Pending AI Platform
Quantum mechanics and AI-guided drug discovery for identifying novel candidates across traditionally undruggable targets.
Overview
Pending AI is a next-generation computational drug discovery platform that seamlessly integrates scalable quantum mechanics with artificial intelligence to design higher-quality medicines. Built for pharmaceutical researchers and drug discovery teams, the platform pushes the boundaries of traditional approaches by targeting diseases that were previously considered intractable, delivering quantum-level accuracy at a fraction of the cost and time of conventional methods.
The platform is structured around three scientific pillars — Quantum-Based Structural Biology, Artificial Intelligence-Guided Drug Libraries, and Drug Profile Optimization — unified into a single end-to-end engine. A bioinformatics-driven approach underpins the entire workflow, identifying the most promising disease targets amenable to quantum mechanical improvements and providing a truly differentiated starting point for discovery.
Quantum-Based Structural Biology
- Quantum mechanical calculations are applied to experimental datasets from x-ray crystallography and cryo-electron microscopy (electron density maps) to generate higher-quality crystal structures of disease targets.
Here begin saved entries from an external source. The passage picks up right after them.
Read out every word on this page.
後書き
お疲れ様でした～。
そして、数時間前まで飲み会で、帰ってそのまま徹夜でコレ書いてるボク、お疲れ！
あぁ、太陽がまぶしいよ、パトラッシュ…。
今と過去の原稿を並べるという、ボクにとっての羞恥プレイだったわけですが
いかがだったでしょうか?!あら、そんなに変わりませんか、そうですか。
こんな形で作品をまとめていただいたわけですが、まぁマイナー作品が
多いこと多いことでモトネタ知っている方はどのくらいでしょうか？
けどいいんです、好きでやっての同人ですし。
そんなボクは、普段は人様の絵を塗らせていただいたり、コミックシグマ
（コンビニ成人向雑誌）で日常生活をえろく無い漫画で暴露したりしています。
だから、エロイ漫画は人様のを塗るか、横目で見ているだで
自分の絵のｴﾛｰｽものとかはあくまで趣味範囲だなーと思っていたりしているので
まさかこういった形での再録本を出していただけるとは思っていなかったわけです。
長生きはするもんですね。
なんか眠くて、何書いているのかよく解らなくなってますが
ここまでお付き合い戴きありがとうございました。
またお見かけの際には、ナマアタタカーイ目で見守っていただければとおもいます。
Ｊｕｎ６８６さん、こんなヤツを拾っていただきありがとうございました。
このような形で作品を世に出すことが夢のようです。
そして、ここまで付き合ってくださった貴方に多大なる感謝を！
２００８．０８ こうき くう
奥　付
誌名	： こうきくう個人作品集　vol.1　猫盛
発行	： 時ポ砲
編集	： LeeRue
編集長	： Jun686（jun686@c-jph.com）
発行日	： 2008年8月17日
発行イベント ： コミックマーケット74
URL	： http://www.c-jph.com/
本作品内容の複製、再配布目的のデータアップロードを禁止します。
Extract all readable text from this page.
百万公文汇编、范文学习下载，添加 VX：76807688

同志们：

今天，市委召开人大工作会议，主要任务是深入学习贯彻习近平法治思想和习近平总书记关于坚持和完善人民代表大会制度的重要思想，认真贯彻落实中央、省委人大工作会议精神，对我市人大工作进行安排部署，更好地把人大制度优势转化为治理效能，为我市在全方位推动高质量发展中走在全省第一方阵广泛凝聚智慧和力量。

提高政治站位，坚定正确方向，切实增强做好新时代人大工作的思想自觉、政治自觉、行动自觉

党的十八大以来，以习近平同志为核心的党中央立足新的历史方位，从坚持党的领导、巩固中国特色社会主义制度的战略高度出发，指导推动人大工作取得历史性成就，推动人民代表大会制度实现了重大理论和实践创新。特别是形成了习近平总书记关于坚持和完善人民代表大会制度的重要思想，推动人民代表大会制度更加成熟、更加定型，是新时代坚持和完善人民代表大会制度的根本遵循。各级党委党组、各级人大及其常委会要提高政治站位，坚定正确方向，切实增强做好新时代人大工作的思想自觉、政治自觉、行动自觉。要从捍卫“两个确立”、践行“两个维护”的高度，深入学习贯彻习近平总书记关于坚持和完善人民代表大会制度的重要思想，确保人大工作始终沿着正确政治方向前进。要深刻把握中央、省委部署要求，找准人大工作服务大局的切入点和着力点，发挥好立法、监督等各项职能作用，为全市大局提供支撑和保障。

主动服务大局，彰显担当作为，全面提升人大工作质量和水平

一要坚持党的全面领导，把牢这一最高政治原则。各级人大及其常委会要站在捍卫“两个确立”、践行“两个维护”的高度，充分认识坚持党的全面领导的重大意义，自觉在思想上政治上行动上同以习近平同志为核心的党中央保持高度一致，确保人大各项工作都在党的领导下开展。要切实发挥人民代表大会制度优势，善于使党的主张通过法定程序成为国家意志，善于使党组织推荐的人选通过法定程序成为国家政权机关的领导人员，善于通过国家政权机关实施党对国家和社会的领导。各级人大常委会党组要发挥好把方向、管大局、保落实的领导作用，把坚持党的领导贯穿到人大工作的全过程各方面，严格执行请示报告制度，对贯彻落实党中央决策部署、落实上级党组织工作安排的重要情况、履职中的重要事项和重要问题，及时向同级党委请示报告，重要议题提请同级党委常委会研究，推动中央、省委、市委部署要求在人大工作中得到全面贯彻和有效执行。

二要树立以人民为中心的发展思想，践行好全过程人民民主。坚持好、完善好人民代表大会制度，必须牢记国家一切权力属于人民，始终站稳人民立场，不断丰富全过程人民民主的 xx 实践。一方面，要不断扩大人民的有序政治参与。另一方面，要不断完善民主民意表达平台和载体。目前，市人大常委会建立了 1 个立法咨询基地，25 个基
- Structure quality is confirmed through crystallographic benchmark metrics such as clashscores and the mapping of physically correct non-covalent interactions.
- High-performance computing clusters and bespoke divide-and-conquer techniques enable quantum-level accuracy for traditionally intractable protein structures.
- AI models trained on these quantum mechanical calculations maintain quantum-level accuracy while requiring a thousand-fold fewer computational resources in terms of both cost and time.
Artificial Intelligence-Guided Drug Libraries
- Ultra-high-throughput generative AI capabilities are used to build trillion-scale virtual drug libraries, exploring pharmaceutical space at an unprecedented scale.
- Generated molecules are benchmarked against gold-standard pharmacological criteria including drug-likeness, diversity, novelty, and synthetic accessibility.
- Absorption, distribution, metabolism, and excretion (ADME) properties are evaluated as part of the benchmarking process.
- The library enables similarity-distance searching across more than one trillion novel drug candidates.
Drug Profile Optimization
- Top candidate molecules undergo iterative optimization through similarity searching, reinforcement learning, and transfer learning techniques.
- Quantum mechanical interaction modelling is incorporated into the optimization feedback loop.
- This process enables fine-tuning of key drug properties including binding affinity and target inhibition efficacy.
- The platform is capable of identifying both first-in-class and best-in-class drug candidates.
Platform Scale and Architecture
- Approximately 85% of the human proteome is considered undruggable by traditional methods — Pending AI's approach is designed to address this gap.
- The hybrid data-driven and physics-informed platform delivers a 1,000-fold reduction in the cost and time of quantum mechanical calculations.
- Trillion-scale virtual screening libraries are tailored to maximise discovery potential.
- The platform provides end-to-end integration from target selection through to lead optimization.
- AI and quantum mechanical workloads run on public or private clouds, as well as on high-performance computing clusters, making the platform cloud-native and highly scalable.
Pending AI holds ISO 27001 certification and has undergone SOC 2 auditing, reflecting a strong commitment to cybersecurity best practices and data security for its partners and collaborators.